Des bandes aux damiers
Pour commencer, les chercheurs ont utilisé la microscopie à effet tunnel (STM) pour cartographier la disposition des électrons dans le CeTe₃ à l’échelle atomique. Après refroidissement jusqu’à près du zéro absolu, les chercheurs ont observé un motif électronique rayé. Lorsqu’ils ont ensuite appliqué un champ magnétique, le motif rayé s’est transformé en un motif en damier.

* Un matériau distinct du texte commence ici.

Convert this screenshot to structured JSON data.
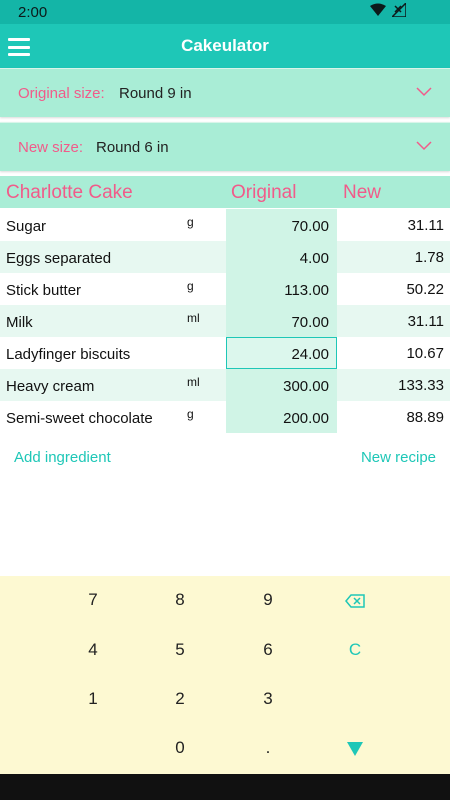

« Je suis immédiatement allé au bureau du professeur Okada et lui ai dit : « Regardez ça ! » », se souvient Fujisawa. « Nous étions stupéfaits car il est extrêmement rare qu’un matériau abrite plusieurs motifs électroniques concurrents pouvant être commutés de manière aussi spectaculaire par un champ magnétique aussi faible. »
Alors pourquoi le matériau peut-il adopter si facilement des motifs électroniques aussi différents ? La réponse réside dans un phénomène que les physiciens appellent frustration. Dans le CeTe₃, les électrons peuvent s’organiser en plusieurs motifs de basse énergie différents, sans qu’aucun arrangement ne soit privilégié.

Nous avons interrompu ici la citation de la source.